I stole a glance at my clock. The digital blue numbers told me it was half past two. I decided it was lights out. A slam echoed through my unit as I closed my calculus textbook. The warmth of my comforter made me curl in delight. A good night's sleep was the best!
I woke early the next morning and took a shower. It woke me up instantly. Breakfast wasn't needed. So, I just lounged around, checking my Facebook. Finally, it was time to go to school. Wow… It was the first day of spring and it is FREAKIN' SNOWING outside! The snow melted as soon as it touched the asphalt, creating puddles of slush from the previous snowstorms.
As I was walking, I noticed Kyle strolling inside a building. I ducked my head down and walked a tad bit faster than my normal pace. I felt like I was being kind of, you know, very unsocial. It was high school. Either people ignore you or you get targeted. Fortunately, I was the people who were ignored. That could be considered bad but since I'm optimistic, I think that people could tolerate me.
On the other hand, my bad side gave me the thought of it being bad because it gives me more time to worry. All I ever wanted was to be normal. To have friends without drama but, none of it had been granted.
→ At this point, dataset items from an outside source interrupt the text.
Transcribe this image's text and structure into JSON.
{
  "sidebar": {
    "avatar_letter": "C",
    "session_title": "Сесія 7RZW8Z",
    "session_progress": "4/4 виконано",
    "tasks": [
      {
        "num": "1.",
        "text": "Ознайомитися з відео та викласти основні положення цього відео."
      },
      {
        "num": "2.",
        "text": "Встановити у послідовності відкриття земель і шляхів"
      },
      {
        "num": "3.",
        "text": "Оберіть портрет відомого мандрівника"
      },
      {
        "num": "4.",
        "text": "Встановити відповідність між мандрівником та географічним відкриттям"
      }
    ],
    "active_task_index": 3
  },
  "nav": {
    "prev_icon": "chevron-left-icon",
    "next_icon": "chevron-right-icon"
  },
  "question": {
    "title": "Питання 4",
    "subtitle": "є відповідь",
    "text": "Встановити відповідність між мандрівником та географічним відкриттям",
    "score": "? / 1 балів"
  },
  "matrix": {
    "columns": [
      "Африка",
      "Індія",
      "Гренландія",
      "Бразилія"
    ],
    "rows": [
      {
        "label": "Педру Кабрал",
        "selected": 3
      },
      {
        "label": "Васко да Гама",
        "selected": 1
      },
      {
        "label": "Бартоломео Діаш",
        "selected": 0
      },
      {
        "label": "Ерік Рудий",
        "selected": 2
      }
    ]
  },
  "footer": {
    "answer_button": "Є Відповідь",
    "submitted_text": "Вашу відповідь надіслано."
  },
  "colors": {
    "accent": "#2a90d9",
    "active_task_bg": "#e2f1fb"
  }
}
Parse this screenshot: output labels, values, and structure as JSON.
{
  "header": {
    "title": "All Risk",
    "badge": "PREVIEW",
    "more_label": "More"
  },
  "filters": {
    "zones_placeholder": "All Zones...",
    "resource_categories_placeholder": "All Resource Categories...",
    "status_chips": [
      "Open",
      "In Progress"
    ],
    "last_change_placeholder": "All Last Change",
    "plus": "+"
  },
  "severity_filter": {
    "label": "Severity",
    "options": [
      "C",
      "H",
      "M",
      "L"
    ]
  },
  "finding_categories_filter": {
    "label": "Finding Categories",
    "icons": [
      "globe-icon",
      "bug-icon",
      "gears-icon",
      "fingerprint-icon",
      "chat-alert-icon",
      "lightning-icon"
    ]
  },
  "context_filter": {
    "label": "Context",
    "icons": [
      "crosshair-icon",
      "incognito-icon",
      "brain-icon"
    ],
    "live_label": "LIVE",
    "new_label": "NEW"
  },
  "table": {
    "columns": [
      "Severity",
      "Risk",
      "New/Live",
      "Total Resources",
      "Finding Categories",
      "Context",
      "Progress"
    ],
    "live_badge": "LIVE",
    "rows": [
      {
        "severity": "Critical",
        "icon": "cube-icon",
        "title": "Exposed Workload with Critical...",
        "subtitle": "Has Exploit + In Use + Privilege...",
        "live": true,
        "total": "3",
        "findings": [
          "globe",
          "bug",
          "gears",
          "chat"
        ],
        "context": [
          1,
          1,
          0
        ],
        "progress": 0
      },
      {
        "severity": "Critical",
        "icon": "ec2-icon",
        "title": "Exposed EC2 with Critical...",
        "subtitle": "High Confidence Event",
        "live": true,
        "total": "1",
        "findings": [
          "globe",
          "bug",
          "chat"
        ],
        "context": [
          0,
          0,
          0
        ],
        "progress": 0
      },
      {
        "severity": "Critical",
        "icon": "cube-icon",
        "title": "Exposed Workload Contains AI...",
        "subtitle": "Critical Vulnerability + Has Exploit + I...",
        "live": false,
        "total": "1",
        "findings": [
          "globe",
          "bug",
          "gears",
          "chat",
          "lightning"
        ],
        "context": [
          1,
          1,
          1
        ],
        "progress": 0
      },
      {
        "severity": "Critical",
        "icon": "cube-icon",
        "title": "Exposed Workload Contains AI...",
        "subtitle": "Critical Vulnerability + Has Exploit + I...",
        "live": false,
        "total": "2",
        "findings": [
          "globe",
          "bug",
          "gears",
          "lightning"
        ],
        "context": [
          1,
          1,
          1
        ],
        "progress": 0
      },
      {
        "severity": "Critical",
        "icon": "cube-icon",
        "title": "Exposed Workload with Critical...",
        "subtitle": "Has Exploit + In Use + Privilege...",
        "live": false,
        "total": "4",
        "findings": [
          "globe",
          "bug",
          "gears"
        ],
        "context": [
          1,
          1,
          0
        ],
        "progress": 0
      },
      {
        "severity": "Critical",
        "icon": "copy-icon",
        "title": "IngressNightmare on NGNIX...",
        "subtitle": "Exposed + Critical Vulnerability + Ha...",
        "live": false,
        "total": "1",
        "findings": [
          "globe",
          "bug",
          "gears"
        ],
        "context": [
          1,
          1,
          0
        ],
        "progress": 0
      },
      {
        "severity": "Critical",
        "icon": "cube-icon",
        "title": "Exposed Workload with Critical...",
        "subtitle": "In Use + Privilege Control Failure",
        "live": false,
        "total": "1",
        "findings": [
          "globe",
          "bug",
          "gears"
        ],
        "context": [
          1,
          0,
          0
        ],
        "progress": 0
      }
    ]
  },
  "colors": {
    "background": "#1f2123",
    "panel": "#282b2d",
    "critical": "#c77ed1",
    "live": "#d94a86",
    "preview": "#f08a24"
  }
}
I was an angel, for God's sake! I have so much drama!
I was slumped over as I trudged through the school day, ignoring Kyle who was chattering happily about something that happened today. Even my favourite subject, English, couldn't make me feel happy or even slightly cheered up.
I hate this. I wish Kyle had never confessed to me! I felt my frustrations pile up into heaps. I wanted to skip the last period but I don't want to, as well. Art was a bit refreshing since I loved to draw. It always took my mind off crap to just sit and draw everything that popped into my head. Sometimes, I love art more that literature.
I went straight home after art. I didn't even offer to help clean up the utensils. I kicked a block of ice that was in my way when walking home. It whizzed past the fast-paced feet around me. My small unit looked just as gloomy as my mood. The dishes were piling up. I sighed and flung my bag into my room.
I pulled onto those lemon yellow plastic gloves and started scrubbing. My mind wandered off to the land of wonderful thoughts. I felt like Cain was my salvation in this whole world. He was the only one who didn't care how I acted. He never shoved his feelings onto other people. I imagined his pretty brown eyes and soft hair. Just by doing that, my heart raced a few multitudes faster.
A knock from the door made me drop the dish I was holding. It fell into the pile of bubbles. Soapy water splashed onto my shirt. I shrieked, the cold water splashing on my neck and dripping down my shirt into my cleavage. Mumbling quite unattractively, I walked to the door and flung it open.
"Who is i-?!" I cut off as the scent of roses washed over me. Standing in the doorway was… Cain. He was holding a bouquet of roses. In the middle of the bouquet, a deep sea blue rose was placed. Surrounding it were red roses in full bloom. He smiled as he took in my surprised expression.
"Arisa… I truly, truly love you," He breathed. His brown eyes glowed with radiance. He slowly extended his arms toward me. "For you, the one that I love. I will love you until the blue one dies and withers."
"I… I," I just stood there. I didn't move a single muscle. My heart tore in half. Tears sprang up in my eyes.